“But you said—” he began.
“I said fifteen minutes,” Margaret interrupted. “Of course, you know that you must always double a woman’s time.”
“I didn’t know,” the young man confessed, smiling.
“Yes,” Margaret continued, as she knelt in the bow of the canoe. “The time estimated must always be doubled. The trouble is that some women make the time triple, or worse, with no certainty about it. They bring the sex into disrepute, and we others, who are exact, get included in the general condemnation.”
Saxe, in the stern, watched the graceful swing of the girl’s arms as they plied the paddle, the litheness of the slender body as it swayed slightly to and fro, watched the sheen of the sunlight that touched to new glories the gold of her hair, watched the wonderful curve of white, softly radiant from the pulsing blood beneath, which ran from the low neck of the sweater to lose itself within the wind-tendriled, shimmering splendor of her locks. And she, this girl so magically beautiful, so wholesomely sweet, so divinely complex, so heavenly simple, this adorable creature had come to aid him at her own loss—she, his natural enemy!

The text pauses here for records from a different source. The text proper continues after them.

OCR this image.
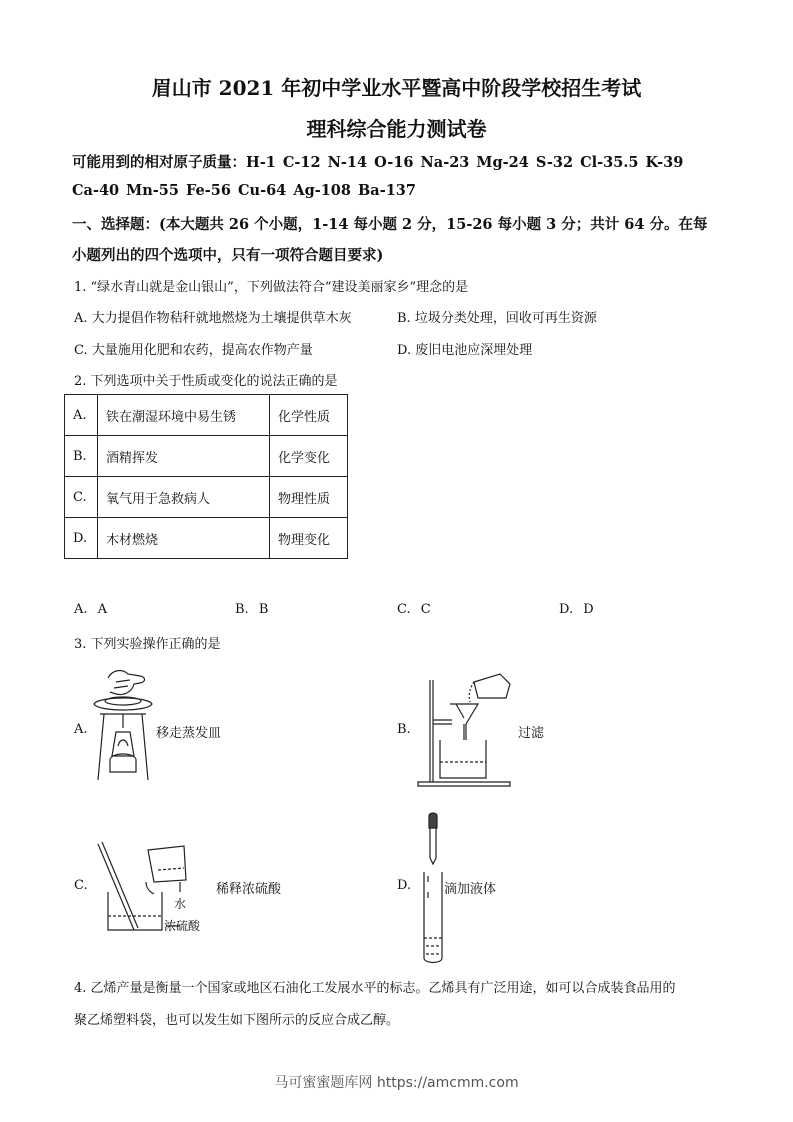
眉山市 2021 年初中学业水平暨高中阶段学校招生考试
理科综合能力测试卷
可能用到的相对原子质量：H-1 C-12 N-14 O-16 Na-23 Mg-24 S-32 Cl-35.5 K-39
Ca-40 Mn-55 Fe-56 Cu-64 Ag-108 Ba-137
一、选择题：(本大题共 26 个小题，1-14 每小题 2 分，15-26 每小题 3 分；共计 64 分。在每
小题列出的四个选项中，只有一项符合题目要求)
1. “绿水青山就是金山银山”，下列做法符合“建设美丽家乡”理念的是
A. 大力提倡作物秸秆就地燃烧为土壤提供草木灰	B. 垃圾分类处理，回收可再生资源
C. 大量施用化肥和农药，提高农作物产量	D. 废旧电池应深埋处理
2. 下列选项中关于性质或变化的说法正确的是
A.	铁在潮湿环境中易生锈	化学性质
B.	酒精挥发	化学变化
C.	氧气用于急救病人	物理性质
D.	木材燃烧	物理变化
A. A	B. B	C. C	D. D
3. 下列实验操作正确的是
A.	移走蒸发皿	B.	过滤
C.
水
浓硫酸
稀释浓硫酸	D.	滴加液体
4. 乙烯产量是衡量一个国家或地区石油化工发展水平的标志。乙烯具有广泛用途，如可以合成装食品用的
聚乙烯塑料袋，也可以发生如下图所示的反应合成乙醇。
马可蜜蜜题库网 https://amcmm.com
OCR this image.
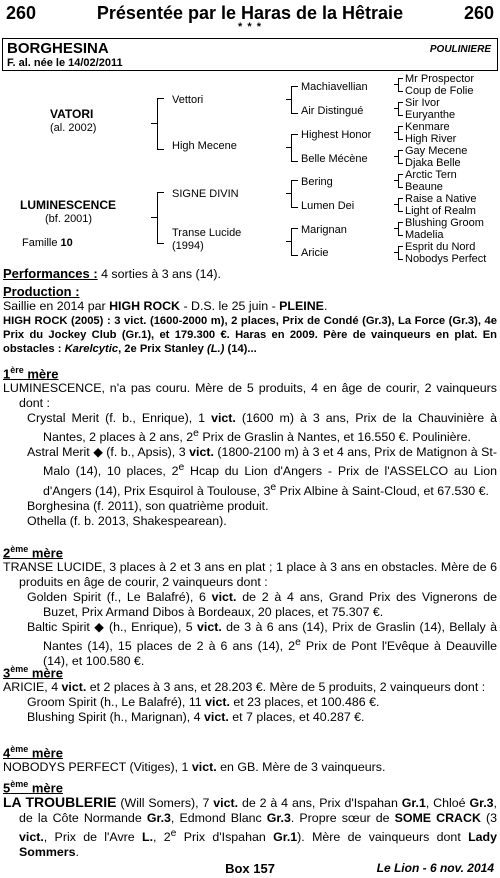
260	Présentée par le Haras de la Hêtraie	260
* * *
BORGHESINA	POULINIERE
F. al. née le 14/02/2011
VATORI
(al. 2002)
LUMINESCENCE
(bf. 2001)
Famille 10
Vettori
High Mecene
SIGNE DIVIN
Transe Lucide
(1994)
Machiavellian
Air Distingué
Highest Honor
Belle Mécène
Bering
Lumen Dei
Marignan
Aricie
Mr Prospector
Coup de Folie
Sir Ivor
Euryanthe
Kenmare
High River
Gay Mecene
Djaka Belle
Arctic Tern
Beaune
Raise a Native
Light of Realm
Blushing Groom
Madelia
Esprit du Nord
Nobodys Perfect

Performances : 4 sorties à 3 ans (14).

Production :

Saillie en 2014 par HIGH ROCK - D.S. le 25 juin - PLEINE.

HIGH ROCK (2005) : 3 vict. (1600-2000 m), 2 places, Prix de Condé (Gr.3), La Force (Gr.3), 4e Prix du Jockey Club (Gr.1), et 179.300 €. Haras en 2009. Père de vainqueurs en plat. En obstacles : Karelcytic, 2e Prix Stanley (L.) (14)...

1ère mère

LUMINESCENCE, n'a pas couru. Mère de 5 produits, 4 en âge de courir, 2 vainqueurs dont :

Crystal Merit (f. b., Enrique), 1 vict. (1600 m) à 3 ans, Prix de la Chauvinière à Nantes, 2 places à 2 ans, 2e Prix de Graslin à Nantes, et 16.550 €. Poulinière.

Astral Merit ◆ (f. b., Apsis), 3 vict. (1800-2100 m) à 3 et 4 ans, Prix de Matignon à St-Malo (14), 10 places, 2e Hcap du Lion d'Angers - Prix de l'ASSELCO au Lion d'Angers (14), Prix Esquirol à Toulouse, 3e Prix Albine à Saint-Cloud, et 67.530 €.

Borghesina (f. 2011), son quatrième produit.

Othella (f. b. 2013, Shakespearean).

2ème mère

TRANSE LUCIDE, 3 places à 2 et 3 ans en plat ; 1 place à 3 ans en obstacles. Mère de 6 produits en âge de courir, 2 vainqueurs dont :

Golden Spirit (f., Le Balafré), 6 vict. de 2 à 4 ans, Grand Prix des Vignerons de Buzet, Prix Armand Dibos à Bordeaux, 20 places, et 75.307 €.

Baltic Spirit ◆ (h., Enrique), 5 vict. de 3 à 6 ans (14), Prix de Graslin (14), Bellaly à Nantes (14), 15 places de 2 à 6 ans (14), 2e Prix de Pont l'Evêque à Deauville (14), et 100.580 €.

3ème mère

ARICIE, 4 vict. et 2 places à 3 ans, et 28.203 €. Mère de 5 produits, 2 vainqueurs dont :

Groom Spirit (h., Le Balafré), 11 vict. et 23 places, et 100.486 €.

Blushing Spirit (h., Marignan), 4 vict. et 7 places, et 40.287 €.

4ème mère

NOBODYS PERFECT (Vitiges), 1 vict. en GB. Mère de 3 vainqueurs.

5ème mère

LA TROUBLERIE (Will Somers), 7 vict. de 2 à 4 ans, Prix d'Ispahan Gr.1, Chloé Gr.3, de la Côte Normande Gr.3, Edmond Blanc Gr.3. Propre sœur de SOME CRACK (3 vict., Prix de l'Avre L., 2e Prix d'Ispahan Gr.1). Mère de vainqueurs dont Lady Sommers.

Box 157	Le Lion - 6 nov. 2014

They came at last to the island, where the canoe was beached on a sandy slope. The launch was out of sight, somewhere beyond the islands, within the cove. Margaret led the way without hesitation up the steep ascent that lined the shore, and then over a boulder-strewn level toward the center of the island. Presently, the ground became uneven, with sharp rises, and gullies running between these. Within the ravines, there were small cliffs, rugged, disposed topsy-turvily. Saxe began to see the possibility of caverns within the confusion of stone.

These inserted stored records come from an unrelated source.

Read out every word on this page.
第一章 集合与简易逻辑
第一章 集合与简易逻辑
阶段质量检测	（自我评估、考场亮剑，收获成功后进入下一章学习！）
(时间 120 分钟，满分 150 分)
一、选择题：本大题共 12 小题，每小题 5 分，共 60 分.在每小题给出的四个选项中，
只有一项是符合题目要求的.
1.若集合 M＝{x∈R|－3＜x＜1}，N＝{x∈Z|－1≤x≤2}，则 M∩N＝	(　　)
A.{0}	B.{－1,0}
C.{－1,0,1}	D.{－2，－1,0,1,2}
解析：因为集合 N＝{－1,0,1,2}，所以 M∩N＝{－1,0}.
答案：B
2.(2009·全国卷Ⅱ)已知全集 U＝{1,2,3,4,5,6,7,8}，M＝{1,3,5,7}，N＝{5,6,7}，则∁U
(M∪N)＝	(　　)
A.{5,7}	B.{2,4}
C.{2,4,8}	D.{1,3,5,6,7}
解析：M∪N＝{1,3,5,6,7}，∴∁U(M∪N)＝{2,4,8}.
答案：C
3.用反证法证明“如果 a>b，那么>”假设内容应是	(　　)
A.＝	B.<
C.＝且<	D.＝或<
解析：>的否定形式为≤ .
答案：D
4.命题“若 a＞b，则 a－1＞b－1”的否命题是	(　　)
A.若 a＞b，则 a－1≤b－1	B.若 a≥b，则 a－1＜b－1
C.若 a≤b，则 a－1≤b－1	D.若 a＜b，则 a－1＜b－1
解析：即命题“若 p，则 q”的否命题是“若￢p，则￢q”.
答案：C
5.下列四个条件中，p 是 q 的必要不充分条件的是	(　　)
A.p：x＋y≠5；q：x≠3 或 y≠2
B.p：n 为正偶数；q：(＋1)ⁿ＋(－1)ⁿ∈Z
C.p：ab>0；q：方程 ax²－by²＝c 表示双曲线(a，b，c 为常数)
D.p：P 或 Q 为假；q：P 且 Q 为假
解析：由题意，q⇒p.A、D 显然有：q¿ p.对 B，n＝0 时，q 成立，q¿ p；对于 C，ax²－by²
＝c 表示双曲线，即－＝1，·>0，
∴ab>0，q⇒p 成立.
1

Finally, the girl halted, and looked about her dubiously.
“I’m not quite sure,” she confessed. “There have been landmarks all the way, until just here. But I think this is the ravine—if not, it’s close by.”

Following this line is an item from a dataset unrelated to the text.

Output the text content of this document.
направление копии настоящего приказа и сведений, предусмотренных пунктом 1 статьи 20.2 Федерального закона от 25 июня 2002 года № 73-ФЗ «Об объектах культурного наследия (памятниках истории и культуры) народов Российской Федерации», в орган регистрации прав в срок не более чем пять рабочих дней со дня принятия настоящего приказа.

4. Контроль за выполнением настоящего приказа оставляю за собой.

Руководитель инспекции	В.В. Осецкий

She went on slowly, with roving eyes. Then, of a sudden, her expression lightened.
“Ah, I know now,” she exclaimed joyously. “Yes, it’s here—see!” While speaking, she had hastened forward, and now, as she finished, she pointed to where a clump of bushes grew against the north cliff of the ravine. Above the tops of the branches showed a rift in the stone. It was less than a foot in width, a splotch of blackness hardly more noticeable than a deeper shadow. Saxe, beholding, was filled with gratitude to his guide.